Recently, BusinessWeek picked up on this report and the need to design specifically for young consumers.

BusinessWeek writer Matt Vella and I discussed how Hulu.com, then in an early stage of launch, looked to target young consumers as a key audience. Hulu’s super-clean functionality, and great video streaming capabilities, makes it an awesome online media site. But when it comes to winning a youth audience, start-ups like Slide.com and RockYou are king. I recently got to interview the Co-founder of Rock You Jia Shen, but that’s not why I’m saying this.

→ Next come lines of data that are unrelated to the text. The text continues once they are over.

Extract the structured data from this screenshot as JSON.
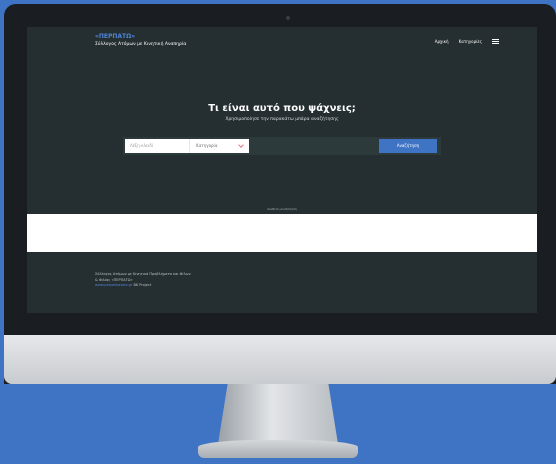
{
  "header": {
    "brand_name": "«ΠΕΡΠΑΤΩ»",
    "brand_subtitle": "Σύλλογος Ατόμων με Κινητική Αναπηρία",
    "nav": [
      {
        "label": "Αρχική"
      },
      {
        "label": "Κατηγορίες"
      }
    ]
  },
  "hero": {
    "title": "Τι είναι αυτό που ψάχνεις;",
    "subtitle": "Χρησιμοποίησε την παρακάτω μπάρα αναζήτησης"
  },
  "search": {
    "input_placeholder": "Λέξη-κλειδί",
    "category_selected": "Κατηγορία",
    "button_label": "Αναζήτηση"
  },
  "advanced_link": "σύνθετη αναζήτηση",
  "footer": {
    "line1": "Σύλλογος Ατόμων με Κινητικά Προβλήματα και Φίλων",
    "line2": "& Φιλίας «ΠΕΡΠΑΤΩ»",
    "link_text": "www.perpatoaxaia.gr",
    "line3_suffix": " BK Project"
  },
  "colors": {
    "background": "#3f74c4",
    "screen": "#252f31",
    "accent": "#3f74c4"
  }
}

Sites like RockYou don’t just distribute media — they let people interact, share, create, and customize content, which is what Gen Y uses the Web for. So, for all those going after those crazy kidzzz… here are the four essential design principals explained in Forrester Report: The Gen Y Design Guide.

Design approach No. 1: Immediacy.

To overcome Generation Y’s fickle attention and broad use of media, firms need to hook Gen Yers in by quickly exposing value and then keeping them interested over time.

Design approach No. 2: Gen Y literacy.

Because Gen Yers are so influenced by peers and their own communication style, firms need to speak to them authentically and on their level.

Design approach No. 3: Individualism.

Diverse and expressive, Generation Yers respond to experiences that allow them to personalize and customize their interactions.

Design approach No. 4: Social Interactivity.

Since Gen Y consumers are very social, firms should consider enabling them to communicate and express themselves.